Throwback to 1985…a time of change at OHA

Follow our weekly series, Throwback Thursday, designed to help celebrate 50 years of OHA. We’ll profile a year in the life of the organization each week with photos, logos, and highlights taken from the Oral History Association Newsletter. We welcome your memories, photos, and comments at oha@gsu.edu.

OHA in 1985…

President: Martha J. Ross, University of Maryland
Site of the Annual Meeting: Pensacola, Florida
Newsletter: Tom Charlton, editor; Adelaide S. Darling, Harriet H. Fadal, Rebecca S. Jiménez, and David Stricklin, associates
Editorial office: Baylor University, Waco, Texas
Annual individual membership: $15

Waddles

Charleszetta Waddles, the “one-woman war on poverty,” profiled in Women of Courage.

Highlights of the year from the Oral History Association Newsletters:

  • Ronald E. Marcello, the Association’s first Executive Secretary, stepped down from his post after almost 10 years of outstanding service to the OHA. During his tenure, the responsibilities of the position and the activities of the Association “have increased in geometric proportions” according to the Newsletter editor.

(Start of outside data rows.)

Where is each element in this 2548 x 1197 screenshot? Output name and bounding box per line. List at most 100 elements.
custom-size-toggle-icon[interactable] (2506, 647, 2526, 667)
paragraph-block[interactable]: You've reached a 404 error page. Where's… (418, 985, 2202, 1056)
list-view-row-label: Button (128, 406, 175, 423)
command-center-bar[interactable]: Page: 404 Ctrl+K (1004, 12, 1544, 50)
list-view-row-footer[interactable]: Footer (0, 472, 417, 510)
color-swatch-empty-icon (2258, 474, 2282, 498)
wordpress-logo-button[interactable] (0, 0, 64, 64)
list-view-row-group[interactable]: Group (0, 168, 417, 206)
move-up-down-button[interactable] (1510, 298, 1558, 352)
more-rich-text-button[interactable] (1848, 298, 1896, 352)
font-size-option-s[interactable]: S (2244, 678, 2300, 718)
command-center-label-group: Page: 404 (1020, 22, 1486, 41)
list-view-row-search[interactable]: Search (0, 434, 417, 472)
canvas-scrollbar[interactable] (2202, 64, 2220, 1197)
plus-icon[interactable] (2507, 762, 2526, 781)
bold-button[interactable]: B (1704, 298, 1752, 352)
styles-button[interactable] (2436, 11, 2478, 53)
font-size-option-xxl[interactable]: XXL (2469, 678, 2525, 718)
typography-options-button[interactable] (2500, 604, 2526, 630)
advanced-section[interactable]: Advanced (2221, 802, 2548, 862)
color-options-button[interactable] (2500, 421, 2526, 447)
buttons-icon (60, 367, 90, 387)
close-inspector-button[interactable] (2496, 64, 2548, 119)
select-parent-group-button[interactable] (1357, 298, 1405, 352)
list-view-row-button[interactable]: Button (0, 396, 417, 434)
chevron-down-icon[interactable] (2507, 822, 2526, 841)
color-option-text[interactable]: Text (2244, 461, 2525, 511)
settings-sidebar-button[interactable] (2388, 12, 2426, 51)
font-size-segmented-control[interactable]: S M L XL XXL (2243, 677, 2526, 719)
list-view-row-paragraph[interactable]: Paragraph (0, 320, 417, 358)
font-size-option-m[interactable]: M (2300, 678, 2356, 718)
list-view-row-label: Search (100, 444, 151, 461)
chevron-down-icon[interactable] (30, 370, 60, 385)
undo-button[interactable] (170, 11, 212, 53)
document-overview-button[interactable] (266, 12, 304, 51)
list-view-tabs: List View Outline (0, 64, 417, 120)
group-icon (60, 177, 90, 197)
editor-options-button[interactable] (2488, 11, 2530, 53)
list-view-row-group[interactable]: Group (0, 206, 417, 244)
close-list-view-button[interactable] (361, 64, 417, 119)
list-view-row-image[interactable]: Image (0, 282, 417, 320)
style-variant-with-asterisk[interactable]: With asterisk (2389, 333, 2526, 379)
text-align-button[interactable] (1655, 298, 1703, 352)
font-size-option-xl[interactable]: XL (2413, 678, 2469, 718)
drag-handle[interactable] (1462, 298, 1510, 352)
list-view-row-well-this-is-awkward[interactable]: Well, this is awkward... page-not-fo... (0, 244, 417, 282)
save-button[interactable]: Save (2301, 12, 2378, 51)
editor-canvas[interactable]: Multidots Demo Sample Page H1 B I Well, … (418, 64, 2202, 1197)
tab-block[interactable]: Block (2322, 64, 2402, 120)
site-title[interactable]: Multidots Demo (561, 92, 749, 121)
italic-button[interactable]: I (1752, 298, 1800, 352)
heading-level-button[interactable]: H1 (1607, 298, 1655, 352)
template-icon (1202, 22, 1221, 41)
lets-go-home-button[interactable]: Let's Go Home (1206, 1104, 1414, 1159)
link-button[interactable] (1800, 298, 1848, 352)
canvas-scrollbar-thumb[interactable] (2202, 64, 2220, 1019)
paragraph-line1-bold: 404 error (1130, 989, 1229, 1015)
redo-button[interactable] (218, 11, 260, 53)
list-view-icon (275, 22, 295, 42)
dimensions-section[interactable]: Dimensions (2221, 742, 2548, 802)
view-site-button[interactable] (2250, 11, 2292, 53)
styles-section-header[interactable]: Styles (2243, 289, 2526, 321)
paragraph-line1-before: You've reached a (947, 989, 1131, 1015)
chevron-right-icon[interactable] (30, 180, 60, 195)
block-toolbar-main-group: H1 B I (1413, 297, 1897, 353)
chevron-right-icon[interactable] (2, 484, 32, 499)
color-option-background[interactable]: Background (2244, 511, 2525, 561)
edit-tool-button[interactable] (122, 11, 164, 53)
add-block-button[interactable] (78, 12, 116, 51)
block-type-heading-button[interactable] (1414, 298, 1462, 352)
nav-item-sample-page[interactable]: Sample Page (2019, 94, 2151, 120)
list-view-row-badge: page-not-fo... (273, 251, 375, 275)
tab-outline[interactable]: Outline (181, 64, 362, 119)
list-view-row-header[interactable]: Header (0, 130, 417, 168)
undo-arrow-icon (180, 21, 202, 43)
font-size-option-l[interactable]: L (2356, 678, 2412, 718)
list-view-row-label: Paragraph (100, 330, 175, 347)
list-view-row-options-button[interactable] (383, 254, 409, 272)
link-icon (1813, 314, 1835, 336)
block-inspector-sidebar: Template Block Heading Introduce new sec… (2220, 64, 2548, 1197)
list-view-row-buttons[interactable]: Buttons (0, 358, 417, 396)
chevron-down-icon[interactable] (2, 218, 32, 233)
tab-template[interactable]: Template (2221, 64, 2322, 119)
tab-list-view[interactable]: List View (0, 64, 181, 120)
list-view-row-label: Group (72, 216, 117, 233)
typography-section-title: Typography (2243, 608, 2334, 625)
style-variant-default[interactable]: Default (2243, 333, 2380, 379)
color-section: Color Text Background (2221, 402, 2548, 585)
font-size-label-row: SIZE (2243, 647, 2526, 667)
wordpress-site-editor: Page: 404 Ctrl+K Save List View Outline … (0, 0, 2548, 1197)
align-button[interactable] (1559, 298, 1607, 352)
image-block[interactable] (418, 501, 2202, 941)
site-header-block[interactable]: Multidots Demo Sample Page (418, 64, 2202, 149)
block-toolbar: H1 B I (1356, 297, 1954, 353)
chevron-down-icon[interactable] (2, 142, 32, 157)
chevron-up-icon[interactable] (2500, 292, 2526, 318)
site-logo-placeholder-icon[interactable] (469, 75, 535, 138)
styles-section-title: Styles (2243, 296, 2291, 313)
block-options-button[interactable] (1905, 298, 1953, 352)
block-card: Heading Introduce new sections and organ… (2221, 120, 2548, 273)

Anne G. Campbell was named Marcello’s successor at the fall meeting. Campbell was curator of the Appalachian Collection at University of Kentucky in 1985, and UK was selected to host the office of the executive secretary.
  • The 1985 recipient of the New England Association of Oral History’s Harvey Kantor award, Ruth Edmonds Hill was profiled in the Fall issue of the Newsletter for her work at the Schlesinger Library on the Black Women Oral History Project and the Women in Federal Government project. When photographer Judith Sedwick photographed a group of the women profiled, an exhibit was born. “Women in Courage,” first shown in December 1984 at the New York Public Library, displayed the photographs and capsule biographies of the women profiled. The exhibit traveled for the next three years to Boston, Seattle, and Atlanta.
  • Oral History and the Law, by John A. Neuenschwander, rolled off the presses in the summer of 1985. The publication was the first OHA pamphlet in a new series of publications prompted by numerous requests for practical, timely oral history information.
  • Attendees at the 1985 Annual Meeting (as it is now referred to in the Newsletters) “proved in a special way their unflagging commitment to both the Association and their field of interest.” Those who journeyed to Pensacola arrived in the midst of Hurricane Juan, dubbed the “Halloween Howler.” Flights were cancelled or diverted, speakers could not make it to Pensacola, and the Pensacola Hilton suffered broken windows and leaking ceilings. A highlight of the meeting was a buffet reception at the Naval Aviation Museum honoring pioneer oral historian Forrest C. Pogue, biographer of George C. Marshall and past OHA President.

Who we were interviewing in 1985…

  • The Smithsonian Institution — chronicling the roles of a wide array of individuals and groups associated with the internal history of the “Pepsi Generation” advertising campaign, building upon a donation of more than 200 items from Pepsi and examining the American passion for youth.
  • Virginia Polytechnic Institute and the Blue Ridge Regional Library — the people of Patrick County, Virginia, on making a living in hard times, community life, migration, and their rural heritage.
  • State Historical Society of Wisconsin — union members of the United Packinghouse Workers of America (UPWA).